Mystique is a Virtue.

There's that saying: any publicity is good publicity. I've always thought it sums up society nowadays- looking at Britain's somewhat unique celebrity culture. All those D-list celebrities who make their name based on "show-mance" and trashy behaviour just go to show that publicity= money and fame. These people shouldn't even get an acknowledgement, but they end up plaguing our screens with "their story" that is often comparable to watching paint dry. But still we love a scandal and we love a gossip.

The astonishing thing is that the majority of these "stars" have no talent- they do anything to get their column-inches. So what about those who do have talent, but are still very much in the public eye? Is it always a good thing?

I am referring, of course, to the recent shock involving John Galliano. The reports are still unconfirmed, and I do feel that the claims are probably way off the mark, but Galliano's supposed anti-Semitic rants may have cost him his position at the house of Dior, and he is currently suspended.

This is a man often referred to as a genius of the fashion world. His work at both Galliano and with Dior has always been praised and adored by the industry, he is an artist and everything he turns his hand to is almost fantasy. A graduate of Central St. Martins, his first collection was sold in it's entirety to Browns in London- very impressive for someone so little known. Then he became a darling of that glamourous jet-set with Testino, Kate Moss and the like. He is one of the biggest legends of fashion design- but his brilliance was always accompanied by this celebrity. The celebrity factor that could ruin his reputation.

It's a really sad thought that even if Galliano's name is cleared, people will associate this with him and it could detract from his extraordinary work. It goes to show that a lot can be said for keeping a low profile in the fashion industry. If Galliano wasn't so outrageously flamboyant and so well known, maybe this incident would have been much more subtle. It just seems an awful waste.

There are designers who use their fame to boost their sales and market, but it can overshadow their work. As far as fashion is concerned- people are just as drawn to mystery and ambiguity, as they are to flash parties and A-list connections. The total genius of Martin Margiela is an obvious example, if an extreme. He allows no photos, no interviews and resides backstage during his shows.
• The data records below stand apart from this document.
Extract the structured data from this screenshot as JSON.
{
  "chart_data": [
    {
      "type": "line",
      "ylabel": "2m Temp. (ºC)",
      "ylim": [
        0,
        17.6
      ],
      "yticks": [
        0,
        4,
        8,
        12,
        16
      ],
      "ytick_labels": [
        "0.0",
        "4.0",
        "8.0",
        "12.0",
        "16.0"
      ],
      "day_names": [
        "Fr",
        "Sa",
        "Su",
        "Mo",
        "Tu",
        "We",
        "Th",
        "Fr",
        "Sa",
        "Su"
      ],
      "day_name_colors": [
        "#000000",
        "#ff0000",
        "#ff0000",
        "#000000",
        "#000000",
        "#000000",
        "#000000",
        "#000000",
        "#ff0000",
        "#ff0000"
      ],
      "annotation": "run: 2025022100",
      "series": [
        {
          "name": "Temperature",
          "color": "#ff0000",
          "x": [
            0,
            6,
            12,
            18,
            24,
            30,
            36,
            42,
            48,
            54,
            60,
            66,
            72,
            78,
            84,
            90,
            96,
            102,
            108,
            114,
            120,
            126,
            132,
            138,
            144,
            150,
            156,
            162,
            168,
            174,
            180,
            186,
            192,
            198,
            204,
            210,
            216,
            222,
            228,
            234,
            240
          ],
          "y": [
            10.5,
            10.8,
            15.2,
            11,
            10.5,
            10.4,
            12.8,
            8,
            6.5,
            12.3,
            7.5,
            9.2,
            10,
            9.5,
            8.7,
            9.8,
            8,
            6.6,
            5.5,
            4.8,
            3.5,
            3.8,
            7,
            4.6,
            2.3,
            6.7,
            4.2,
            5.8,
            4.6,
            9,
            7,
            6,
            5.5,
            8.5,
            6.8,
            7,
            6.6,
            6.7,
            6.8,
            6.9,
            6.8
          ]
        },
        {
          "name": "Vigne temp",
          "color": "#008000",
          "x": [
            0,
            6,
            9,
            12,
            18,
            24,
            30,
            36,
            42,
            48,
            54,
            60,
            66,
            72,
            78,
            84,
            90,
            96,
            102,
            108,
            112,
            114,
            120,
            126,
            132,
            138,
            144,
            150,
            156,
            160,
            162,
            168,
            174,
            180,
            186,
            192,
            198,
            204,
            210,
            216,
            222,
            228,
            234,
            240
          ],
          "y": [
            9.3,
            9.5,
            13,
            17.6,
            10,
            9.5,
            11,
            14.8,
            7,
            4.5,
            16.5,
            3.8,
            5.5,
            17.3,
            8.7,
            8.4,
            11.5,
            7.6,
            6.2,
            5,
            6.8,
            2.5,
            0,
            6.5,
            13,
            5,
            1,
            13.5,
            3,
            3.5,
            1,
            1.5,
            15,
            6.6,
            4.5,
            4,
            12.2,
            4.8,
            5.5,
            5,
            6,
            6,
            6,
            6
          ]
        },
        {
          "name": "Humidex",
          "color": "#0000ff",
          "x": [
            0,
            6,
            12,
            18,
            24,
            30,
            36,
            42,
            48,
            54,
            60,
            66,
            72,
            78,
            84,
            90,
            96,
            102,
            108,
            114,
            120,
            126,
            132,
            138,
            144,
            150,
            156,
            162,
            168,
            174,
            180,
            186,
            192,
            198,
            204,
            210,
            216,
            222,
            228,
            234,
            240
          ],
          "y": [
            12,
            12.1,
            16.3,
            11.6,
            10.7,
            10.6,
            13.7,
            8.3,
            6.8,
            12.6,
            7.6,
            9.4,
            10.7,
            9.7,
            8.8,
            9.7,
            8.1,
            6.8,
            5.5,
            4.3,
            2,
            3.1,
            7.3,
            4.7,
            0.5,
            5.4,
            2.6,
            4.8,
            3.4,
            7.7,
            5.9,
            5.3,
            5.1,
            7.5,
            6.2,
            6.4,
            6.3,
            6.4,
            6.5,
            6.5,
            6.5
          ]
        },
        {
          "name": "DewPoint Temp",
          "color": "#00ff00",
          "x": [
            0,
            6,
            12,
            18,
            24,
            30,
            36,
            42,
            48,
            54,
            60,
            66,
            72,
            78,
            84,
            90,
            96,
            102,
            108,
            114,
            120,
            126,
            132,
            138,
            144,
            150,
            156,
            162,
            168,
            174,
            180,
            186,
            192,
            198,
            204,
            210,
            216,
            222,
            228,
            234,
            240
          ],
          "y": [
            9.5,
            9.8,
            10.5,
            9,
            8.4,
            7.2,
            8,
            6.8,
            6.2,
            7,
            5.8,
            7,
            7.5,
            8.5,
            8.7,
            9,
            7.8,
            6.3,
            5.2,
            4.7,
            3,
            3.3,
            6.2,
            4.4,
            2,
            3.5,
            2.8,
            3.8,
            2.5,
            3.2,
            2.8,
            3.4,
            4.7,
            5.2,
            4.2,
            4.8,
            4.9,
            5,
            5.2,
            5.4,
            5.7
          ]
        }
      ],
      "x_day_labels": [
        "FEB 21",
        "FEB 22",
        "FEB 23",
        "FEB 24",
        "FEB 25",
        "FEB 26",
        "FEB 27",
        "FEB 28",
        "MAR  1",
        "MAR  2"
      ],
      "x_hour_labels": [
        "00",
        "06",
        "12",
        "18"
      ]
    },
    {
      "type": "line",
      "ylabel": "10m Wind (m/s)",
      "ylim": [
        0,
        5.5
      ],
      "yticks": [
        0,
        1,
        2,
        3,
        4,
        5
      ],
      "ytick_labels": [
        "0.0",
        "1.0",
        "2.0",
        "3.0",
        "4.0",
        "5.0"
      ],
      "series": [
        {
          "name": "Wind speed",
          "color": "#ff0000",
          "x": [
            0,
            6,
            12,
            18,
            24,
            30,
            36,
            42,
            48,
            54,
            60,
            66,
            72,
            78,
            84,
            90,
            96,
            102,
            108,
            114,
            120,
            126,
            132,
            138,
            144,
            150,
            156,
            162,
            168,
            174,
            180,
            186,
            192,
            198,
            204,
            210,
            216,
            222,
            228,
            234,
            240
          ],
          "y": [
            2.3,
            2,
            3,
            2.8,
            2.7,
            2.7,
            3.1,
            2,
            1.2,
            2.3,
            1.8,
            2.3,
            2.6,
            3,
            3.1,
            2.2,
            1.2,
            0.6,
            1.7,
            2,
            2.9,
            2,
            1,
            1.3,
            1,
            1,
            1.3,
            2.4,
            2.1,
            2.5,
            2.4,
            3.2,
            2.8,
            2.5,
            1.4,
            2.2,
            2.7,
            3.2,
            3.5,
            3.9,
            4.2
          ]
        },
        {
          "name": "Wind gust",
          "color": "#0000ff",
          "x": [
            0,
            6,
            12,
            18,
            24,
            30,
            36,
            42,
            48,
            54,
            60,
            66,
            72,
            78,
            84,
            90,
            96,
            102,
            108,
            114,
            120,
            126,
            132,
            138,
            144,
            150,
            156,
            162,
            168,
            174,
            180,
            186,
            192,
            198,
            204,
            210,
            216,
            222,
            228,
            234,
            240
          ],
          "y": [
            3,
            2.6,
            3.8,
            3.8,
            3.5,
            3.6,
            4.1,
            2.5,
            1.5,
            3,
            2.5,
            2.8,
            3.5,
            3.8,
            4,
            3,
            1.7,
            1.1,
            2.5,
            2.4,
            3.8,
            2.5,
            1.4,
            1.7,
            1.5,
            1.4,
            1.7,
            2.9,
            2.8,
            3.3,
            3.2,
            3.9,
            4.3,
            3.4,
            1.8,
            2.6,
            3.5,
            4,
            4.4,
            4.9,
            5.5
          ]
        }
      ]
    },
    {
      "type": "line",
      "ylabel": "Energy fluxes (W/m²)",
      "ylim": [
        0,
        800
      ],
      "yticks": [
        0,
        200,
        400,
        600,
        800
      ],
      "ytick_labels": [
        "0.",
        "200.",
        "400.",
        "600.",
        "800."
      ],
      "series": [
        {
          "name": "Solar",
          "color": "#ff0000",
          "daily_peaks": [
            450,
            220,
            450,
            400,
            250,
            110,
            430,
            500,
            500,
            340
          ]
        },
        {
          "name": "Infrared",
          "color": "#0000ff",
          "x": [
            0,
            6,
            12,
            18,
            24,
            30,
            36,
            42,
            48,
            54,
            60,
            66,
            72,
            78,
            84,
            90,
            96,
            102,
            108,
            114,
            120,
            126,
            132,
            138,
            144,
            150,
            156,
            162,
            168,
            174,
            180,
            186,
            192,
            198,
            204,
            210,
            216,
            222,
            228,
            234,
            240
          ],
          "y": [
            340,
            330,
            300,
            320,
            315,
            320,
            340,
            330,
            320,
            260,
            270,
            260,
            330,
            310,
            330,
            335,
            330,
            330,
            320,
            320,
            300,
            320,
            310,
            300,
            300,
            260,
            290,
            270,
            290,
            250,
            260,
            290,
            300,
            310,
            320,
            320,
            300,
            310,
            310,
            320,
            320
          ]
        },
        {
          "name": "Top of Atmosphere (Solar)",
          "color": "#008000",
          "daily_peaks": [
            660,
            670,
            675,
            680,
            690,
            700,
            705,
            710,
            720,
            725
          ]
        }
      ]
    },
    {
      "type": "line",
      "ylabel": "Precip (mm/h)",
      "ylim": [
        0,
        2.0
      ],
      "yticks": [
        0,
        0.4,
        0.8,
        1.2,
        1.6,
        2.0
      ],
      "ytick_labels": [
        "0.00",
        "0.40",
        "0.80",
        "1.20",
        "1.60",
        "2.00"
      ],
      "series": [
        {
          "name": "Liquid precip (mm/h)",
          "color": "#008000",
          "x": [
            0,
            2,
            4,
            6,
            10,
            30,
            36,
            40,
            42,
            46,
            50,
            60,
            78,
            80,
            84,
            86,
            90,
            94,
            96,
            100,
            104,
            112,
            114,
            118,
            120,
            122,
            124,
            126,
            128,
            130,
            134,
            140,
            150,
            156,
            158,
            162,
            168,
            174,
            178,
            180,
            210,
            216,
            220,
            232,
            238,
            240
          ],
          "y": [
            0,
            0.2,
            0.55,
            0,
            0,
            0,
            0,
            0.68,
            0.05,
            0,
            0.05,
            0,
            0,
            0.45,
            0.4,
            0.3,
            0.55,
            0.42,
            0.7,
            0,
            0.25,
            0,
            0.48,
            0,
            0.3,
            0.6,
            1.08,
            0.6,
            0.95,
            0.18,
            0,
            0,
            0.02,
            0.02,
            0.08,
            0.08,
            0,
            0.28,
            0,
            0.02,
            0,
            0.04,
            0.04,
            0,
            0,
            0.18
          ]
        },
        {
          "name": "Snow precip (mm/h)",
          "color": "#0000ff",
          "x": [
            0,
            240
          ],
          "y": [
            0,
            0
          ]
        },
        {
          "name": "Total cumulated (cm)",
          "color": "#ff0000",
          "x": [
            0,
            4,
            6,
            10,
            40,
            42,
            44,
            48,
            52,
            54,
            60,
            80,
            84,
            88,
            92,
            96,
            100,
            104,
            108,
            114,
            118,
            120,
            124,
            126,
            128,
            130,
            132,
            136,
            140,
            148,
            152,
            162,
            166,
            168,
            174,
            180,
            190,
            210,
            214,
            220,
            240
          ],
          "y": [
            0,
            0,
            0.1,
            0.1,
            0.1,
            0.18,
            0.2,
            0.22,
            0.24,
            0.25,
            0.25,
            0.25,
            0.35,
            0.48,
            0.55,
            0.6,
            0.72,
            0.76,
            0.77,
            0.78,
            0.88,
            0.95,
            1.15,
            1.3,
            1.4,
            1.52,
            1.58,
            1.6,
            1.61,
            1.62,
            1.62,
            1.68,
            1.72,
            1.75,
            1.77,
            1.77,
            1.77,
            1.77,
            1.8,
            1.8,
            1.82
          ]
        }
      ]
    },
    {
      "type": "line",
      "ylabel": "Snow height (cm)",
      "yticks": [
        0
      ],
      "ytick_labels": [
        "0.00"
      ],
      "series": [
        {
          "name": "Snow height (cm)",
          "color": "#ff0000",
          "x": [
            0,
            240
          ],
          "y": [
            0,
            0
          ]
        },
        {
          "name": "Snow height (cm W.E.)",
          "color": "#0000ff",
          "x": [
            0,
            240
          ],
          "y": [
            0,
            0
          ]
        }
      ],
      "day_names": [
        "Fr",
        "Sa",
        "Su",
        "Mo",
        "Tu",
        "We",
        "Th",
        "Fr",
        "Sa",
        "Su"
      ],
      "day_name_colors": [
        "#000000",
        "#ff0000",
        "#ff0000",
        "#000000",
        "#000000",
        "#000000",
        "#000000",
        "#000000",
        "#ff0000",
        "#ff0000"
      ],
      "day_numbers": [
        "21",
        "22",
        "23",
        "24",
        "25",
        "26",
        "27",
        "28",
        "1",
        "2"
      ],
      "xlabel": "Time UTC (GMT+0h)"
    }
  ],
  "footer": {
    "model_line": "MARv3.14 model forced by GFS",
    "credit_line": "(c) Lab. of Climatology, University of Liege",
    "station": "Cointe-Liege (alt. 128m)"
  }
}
He lets his work do the talking, shunning all that extrovert glamour that adds value to brands like Dolce and Gabbana and Versace. His whole philosophy is something unique in fashion- he is a pioneer of deconstructionism, and his mystery just adds to his success. It's not a mass-market brand that everyone gets excited about when you sport the latest collection, it's all about the garment.

Drama does bring recognition- just look at how many people claim McQueen as their favourite designer, where they probably didn't even acknowledge him before his tragic death. He was a total innovator, a unique and extraordinary talent- but he knew where to draw the line between fashion and stardom. And this is admirable.

I'm not saying that every designer should hide away, it would be no fun! I love Galliano's spectacle- coming out at the end of every show in a fabulous costume- I love Marc Jacobs for having himself as the face of his latest aftershave. I just think there should be a balance, like that championed by Miuccia Prada, Pheobe Philo, Hussein Chalayan- keep yourself a part of the industry, but don't let it detract from your work.